К счастью, летчик самолета еще сидел за столиком со стаканом пива в руках.
— Вы командир корабля, который летит в Итаитубу?
— Да! В чем дело?
— Можно к вам присоединиться? У вас есть место в самолете?
— Безусловно! У меня нет ни одного пассажира. Вы будете первым. Я везу пока только один груз, каких-то несчастных несколько мешков с почтой и два никому не нужных жернова.
— Когда же вы отправляетесь?
— Да часа через три, не раньше. Вам нужно быть на аэродроме в два часа дня.
Перед тем как вернуться в отель «Уирапуру» за вещами, я все-таки перешел на другую сторону улицы и сказал служащей компании «Крузейро-до-Сул»:
— Что же вы говорили о перегруженности самолета, об отсутствии мест, о том, что он должен лететь через час? Там нет даже ни одного пассажира, и уйдет самолет через три часа, а не через час.
— Ну вот видите, — невинно произнесла девушка, — как хорошо получилось. Разве для вас оказалось хуже, что некоторая информация была не совсем точной?
Против такой логики было трудно что-либо возразить.
Около отеля «Уирапуру» Убиражаро де Соуза стоял, прислонившись к железной изгороди, и слушал игру бродячего музыканта.
— Ну как дела, сеньор журналист? — воскликнул он, улыбаясь. — Я на всякий случай позвонил на аэродром и узнал, что самолет улетает через три часа, так что вам некуда торопиться и вы сможете немножко послушать нашего Пирата.
— Пират?!
— Ну вот этот, Пират, Мануэл Кавалканти. Мы зовем его Пират, потому что он одним глазом совсем не видит, а вторым только чуть-чуть. Ты играй, играй, Мануэл, — обратился он к музыканту, увидев, что тот, расслышав свое имя, бросил играть.

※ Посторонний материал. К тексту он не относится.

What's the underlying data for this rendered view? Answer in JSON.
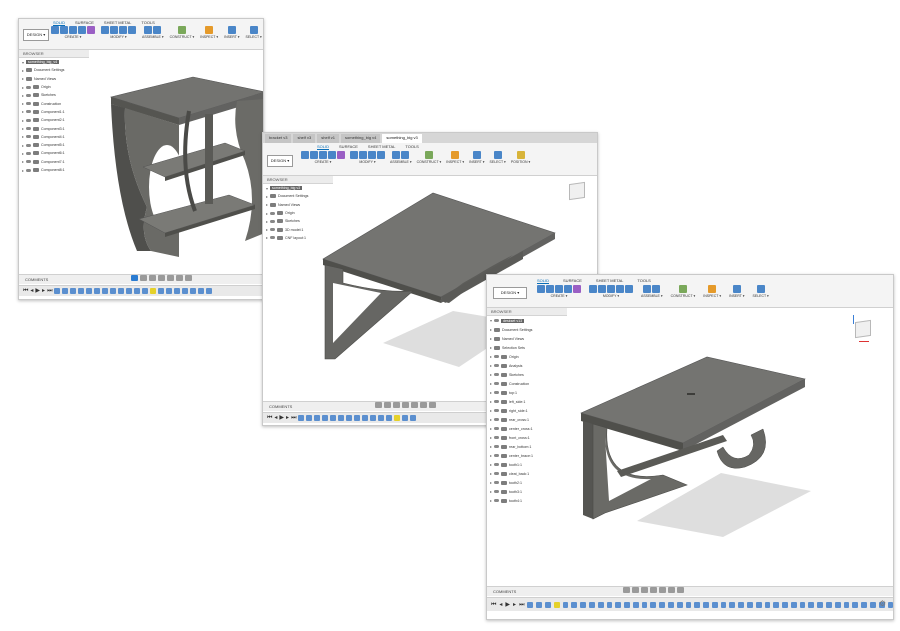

Мануэл играл на корде — своеобразном бразильском народном музыкальном инструменте, обычно состоящем из полой тыквы, от которой отходит длинный, полутораметровый гриф с натянутой на нем одной-единственной струной. Однако у Мануэла вместо тыквы была обыкновенная банка из-под бензина. Жил он постоянно в Сантарене и время от времени обходил все улицы города, исполняя на своей корде самые последние новинки, услышанные им по радио, — самбы и марши карнавала. За концерт из трех самб или трех маршей он брал всего-навсего двадцать крузейро — около двух копеек на наши деньги по существовавшему в то время курсу бразильского крузейро.

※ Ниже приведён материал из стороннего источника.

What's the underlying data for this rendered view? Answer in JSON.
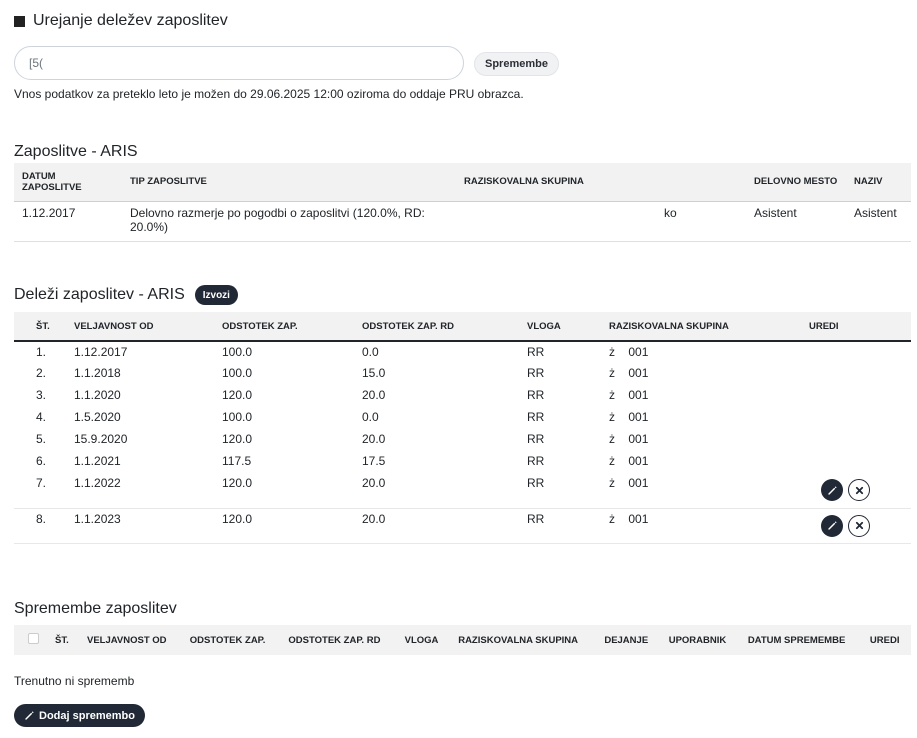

Через несколько дней, вернувшись из поездки по Тапажосу, я еще раз увидел музыканта. На аэродроме Сантарена Мануэл Кавалканти сидел в здании аэропорта и слушал музыку, доносившуюся из приемника. Передавали записи новых карнавальных песен из Рио-де-Жанейро. Прослушав несколько вещей, Мануэл взял свою корду, лежавшую рядом на лавке, вышел из помещения и стал наигрывать услышанные мелодии. Нужно сказать, что он сумел уловить мельчайшие нюансы всего один раз услышанной музыки, Мануэл Кавалканти обладал абсолютным слухом.

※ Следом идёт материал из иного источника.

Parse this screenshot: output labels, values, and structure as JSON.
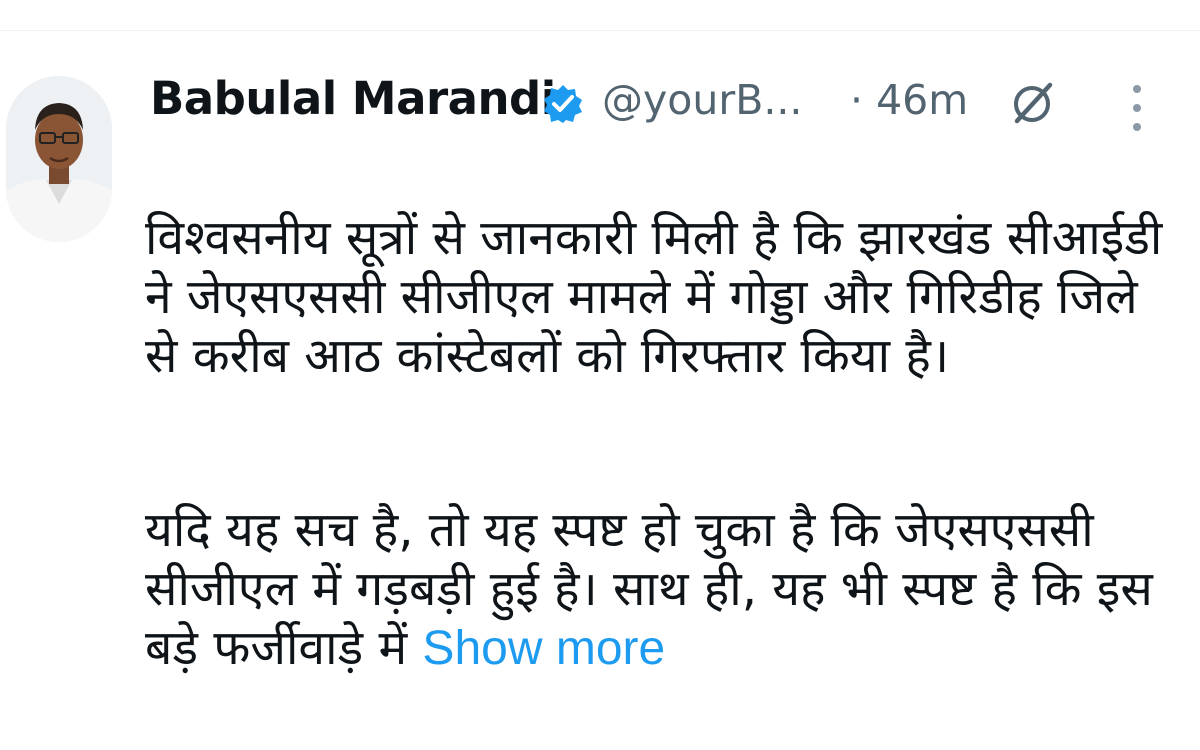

Если судьба путешественника забросит вас в глухой бразильский городишко Сантарен, то не поленитесь, разыщите Пирата и, после того как он сыграет самые новые бразильские самбы, отблагодарите музыканта.
Ночь в Итаитубе «Эсперанса» уходит в плавание • Оргия цветов • Охота на крокодила • Трофей тонет в тапажосе • Нашествие пото • Бразильский анчар • Форд и государство в государстве • Конец путиПерелет до Итаитубы занял примерно три часа. Посадочную дорожку было уже очень плохо видно, но летчик мастерски посадил свой самолетик, который был немного больше теку-теку. Необходимо было срочно разыскивать моториста ботика Ганса Вилли Шварца. В Итаитубе сделать это не представляло больших трудностей. Городишко не отличался солидными размерами. Число жителей вряд ли перевалило за тысячу.
— Лучше всего, — посоветовал летчик, — пойти в префектуру или в магазин сеньора Лопеса на авениде Вианна. Здесь всего один проспект, он называется авенида Вианна. Вам каждый покажет. Там сможете узнать, где искать вашего моториста.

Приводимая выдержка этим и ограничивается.